Nettles died of cancer in 1985. For a while, Applewhite lost his fervor but after a period of mourning continued to proselytize. On March 26, 1997, the dead bodies of Applewhite and 38 others were found inside a rented mansion in San Diego area, California. He and his followers engaged in a mass suicide because Applewhite believed and convinced them that the approaching Hale-Bopp comet was delivering a spaceship for them to escape to the ‘Next Level’ before the Earth was recycled.

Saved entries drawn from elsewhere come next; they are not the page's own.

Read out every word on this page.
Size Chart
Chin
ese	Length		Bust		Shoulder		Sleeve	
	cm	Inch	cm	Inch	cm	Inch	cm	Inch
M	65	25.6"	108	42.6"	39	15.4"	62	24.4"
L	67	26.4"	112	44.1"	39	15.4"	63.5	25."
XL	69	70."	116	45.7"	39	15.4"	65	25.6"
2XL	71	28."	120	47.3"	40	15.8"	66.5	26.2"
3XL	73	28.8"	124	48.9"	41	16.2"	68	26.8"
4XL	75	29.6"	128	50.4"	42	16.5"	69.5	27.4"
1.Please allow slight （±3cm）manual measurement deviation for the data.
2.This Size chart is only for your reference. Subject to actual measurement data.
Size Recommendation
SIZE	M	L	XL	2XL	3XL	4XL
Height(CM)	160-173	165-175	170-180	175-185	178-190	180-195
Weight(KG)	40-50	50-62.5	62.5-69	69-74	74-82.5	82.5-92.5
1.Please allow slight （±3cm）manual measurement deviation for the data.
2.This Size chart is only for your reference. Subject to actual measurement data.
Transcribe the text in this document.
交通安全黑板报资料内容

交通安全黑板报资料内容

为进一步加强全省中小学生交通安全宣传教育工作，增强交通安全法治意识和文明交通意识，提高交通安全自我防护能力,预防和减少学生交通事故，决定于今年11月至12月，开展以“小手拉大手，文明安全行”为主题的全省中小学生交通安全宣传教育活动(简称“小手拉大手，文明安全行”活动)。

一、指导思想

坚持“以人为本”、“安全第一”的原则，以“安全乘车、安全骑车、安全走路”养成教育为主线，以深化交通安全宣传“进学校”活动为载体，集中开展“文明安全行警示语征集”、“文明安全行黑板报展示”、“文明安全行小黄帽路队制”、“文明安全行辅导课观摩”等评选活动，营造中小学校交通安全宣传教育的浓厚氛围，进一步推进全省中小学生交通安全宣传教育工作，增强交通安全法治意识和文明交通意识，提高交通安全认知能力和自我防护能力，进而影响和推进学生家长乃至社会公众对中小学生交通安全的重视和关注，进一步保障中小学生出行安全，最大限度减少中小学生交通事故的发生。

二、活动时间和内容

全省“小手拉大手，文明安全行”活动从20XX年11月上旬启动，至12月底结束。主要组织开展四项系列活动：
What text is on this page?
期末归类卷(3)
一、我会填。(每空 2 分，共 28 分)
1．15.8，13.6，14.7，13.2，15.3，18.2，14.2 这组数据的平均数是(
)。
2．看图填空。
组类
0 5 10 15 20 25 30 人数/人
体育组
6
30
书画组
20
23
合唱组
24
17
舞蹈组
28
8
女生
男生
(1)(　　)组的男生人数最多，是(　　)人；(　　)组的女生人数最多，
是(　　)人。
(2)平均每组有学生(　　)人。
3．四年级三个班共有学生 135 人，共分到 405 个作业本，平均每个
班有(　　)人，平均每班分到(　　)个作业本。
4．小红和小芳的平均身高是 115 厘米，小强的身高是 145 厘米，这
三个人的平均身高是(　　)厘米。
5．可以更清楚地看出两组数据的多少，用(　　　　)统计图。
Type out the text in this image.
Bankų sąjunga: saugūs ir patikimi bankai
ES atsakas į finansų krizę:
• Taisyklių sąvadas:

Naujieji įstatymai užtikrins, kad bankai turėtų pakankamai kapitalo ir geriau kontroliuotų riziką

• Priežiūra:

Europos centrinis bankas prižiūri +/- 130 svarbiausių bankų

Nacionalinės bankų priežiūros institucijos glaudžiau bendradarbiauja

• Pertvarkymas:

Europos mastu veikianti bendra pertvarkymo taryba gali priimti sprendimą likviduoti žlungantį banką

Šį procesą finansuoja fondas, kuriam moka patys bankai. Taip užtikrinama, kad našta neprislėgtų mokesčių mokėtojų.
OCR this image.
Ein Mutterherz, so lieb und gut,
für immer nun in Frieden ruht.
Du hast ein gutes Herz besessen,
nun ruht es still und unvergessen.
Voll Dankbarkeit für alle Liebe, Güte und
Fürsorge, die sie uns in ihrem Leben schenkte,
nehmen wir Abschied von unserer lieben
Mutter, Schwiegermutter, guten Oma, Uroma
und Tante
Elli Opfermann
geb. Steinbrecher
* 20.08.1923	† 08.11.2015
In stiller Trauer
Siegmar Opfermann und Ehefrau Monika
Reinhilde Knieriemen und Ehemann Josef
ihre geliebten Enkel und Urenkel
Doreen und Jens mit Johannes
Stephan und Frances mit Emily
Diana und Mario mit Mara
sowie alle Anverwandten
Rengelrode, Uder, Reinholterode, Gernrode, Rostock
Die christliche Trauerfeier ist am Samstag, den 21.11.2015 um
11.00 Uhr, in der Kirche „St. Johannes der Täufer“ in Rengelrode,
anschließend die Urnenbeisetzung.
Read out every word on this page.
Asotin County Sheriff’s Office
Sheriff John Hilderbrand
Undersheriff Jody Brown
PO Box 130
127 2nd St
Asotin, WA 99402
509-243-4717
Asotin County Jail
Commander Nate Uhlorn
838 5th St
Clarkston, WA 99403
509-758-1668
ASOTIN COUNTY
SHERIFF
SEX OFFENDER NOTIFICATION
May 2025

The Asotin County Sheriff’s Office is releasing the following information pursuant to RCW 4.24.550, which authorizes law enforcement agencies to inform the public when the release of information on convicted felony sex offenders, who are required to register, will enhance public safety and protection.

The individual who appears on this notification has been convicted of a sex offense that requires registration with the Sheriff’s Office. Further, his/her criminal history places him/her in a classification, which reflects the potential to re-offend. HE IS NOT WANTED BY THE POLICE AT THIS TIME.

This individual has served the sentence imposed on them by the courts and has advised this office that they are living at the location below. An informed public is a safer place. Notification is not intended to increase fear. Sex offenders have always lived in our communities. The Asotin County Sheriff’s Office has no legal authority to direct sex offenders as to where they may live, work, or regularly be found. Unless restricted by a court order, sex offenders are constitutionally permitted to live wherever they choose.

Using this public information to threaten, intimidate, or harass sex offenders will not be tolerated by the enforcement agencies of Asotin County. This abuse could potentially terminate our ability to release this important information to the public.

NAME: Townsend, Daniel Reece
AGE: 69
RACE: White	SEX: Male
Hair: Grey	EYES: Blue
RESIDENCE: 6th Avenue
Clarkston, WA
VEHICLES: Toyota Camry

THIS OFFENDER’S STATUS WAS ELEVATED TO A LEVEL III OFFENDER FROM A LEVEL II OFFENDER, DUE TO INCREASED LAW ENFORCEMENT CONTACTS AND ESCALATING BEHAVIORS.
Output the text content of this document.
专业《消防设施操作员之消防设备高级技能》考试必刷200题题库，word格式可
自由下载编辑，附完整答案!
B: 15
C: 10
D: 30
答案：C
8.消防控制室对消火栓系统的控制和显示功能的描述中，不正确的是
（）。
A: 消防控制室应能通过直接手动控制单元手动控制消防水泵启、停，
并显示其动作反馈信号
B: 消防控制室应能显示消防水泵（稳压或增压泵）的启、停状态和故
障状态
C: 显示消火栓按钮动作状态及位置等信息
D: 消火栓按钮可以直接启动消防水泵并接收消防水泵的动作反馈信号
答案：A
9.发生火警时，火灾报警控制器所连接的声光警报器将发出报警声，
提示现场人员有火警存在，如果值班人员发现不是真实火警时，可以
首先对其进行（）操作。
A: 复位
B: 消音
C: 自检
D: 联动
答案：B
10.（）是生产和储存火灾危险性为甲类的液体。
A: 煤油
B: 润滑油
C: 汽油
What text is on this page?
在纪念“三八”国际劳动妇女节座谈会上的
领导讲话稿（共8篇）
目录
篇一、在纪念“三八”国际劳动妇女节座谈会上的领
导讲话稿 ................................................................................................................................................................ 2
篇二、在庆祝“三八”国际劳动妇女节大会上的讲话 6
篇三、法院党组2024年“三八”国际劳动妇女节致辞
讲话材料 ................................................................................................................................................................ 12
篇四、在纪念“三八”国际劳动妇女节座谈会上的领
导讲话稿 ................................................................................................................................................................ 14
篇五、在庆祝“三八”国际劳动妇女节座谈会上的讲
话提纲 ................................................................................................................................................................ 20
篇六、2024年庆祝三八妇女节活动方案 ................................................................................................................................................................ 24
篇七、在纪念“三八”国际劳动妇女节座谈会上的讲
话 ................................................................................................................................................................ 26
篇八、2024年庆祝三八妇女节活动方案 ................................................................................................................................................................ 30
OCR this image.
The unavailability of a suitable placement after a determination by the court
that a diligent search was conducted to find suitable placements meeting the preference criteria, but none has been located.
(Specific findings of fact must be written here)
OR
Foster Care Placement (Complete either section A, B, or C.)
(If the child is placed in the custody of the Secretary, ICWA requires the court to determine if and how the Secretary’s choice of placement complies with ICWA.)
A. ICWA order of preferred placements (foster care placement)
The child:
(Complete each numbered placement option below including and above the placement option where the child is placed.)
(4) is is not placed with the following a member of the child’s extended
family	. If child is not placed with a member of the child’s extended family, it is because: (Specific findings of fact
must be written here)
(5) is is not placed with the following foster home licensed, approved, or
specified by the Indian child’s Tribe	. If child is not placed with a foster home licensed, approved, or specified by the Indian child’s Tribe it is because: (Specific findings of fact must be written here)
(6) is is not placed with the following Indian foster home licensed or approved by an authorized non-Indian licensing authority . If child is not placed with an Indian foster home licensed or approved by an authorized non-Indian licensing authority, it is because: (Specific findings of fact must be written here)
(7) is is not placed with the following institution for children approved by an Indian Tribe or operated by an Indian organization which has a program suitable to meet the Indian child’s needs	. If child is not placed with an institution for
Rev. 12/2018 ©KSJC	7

Psychologist Dr. Sheldon Litt speculated (in Positive Health Magazine, September 1997) on Applewhite’s motives for carrying out this form of charismatic leadership. He clarified that he had never met Applewhite or any of the members, but he theorized that the leader’s feelings of inadequacy and his struggles with his own sexuality were motivating factors. Dr. Litt conjectures that Applewhite grew up in a strict, religious family headed by his pastor father. Evidence that Applewhite may have been confused about his sexuality comes from reports of him becoming sexually involved with both a male and then a female student while serving as a music professor. Thus, Dr. Little says, Applewhite may have been motivated to end his own inner, sexual confusion by becoming asexual; and he may have been motivated to have his own group of believers so that he could finally feel like he measured up to his father. Dr. Litt wrote, “But the sexually confused son would prove to the world and to his father that he is a better man, and a superior saviour of souls — he rounds up a bunch of followers, de-sexes them, castrates some, and proving to himself that he is far better than Dad, he leads them more directly, quickly, to the World Above (that’ll show the old man!)”.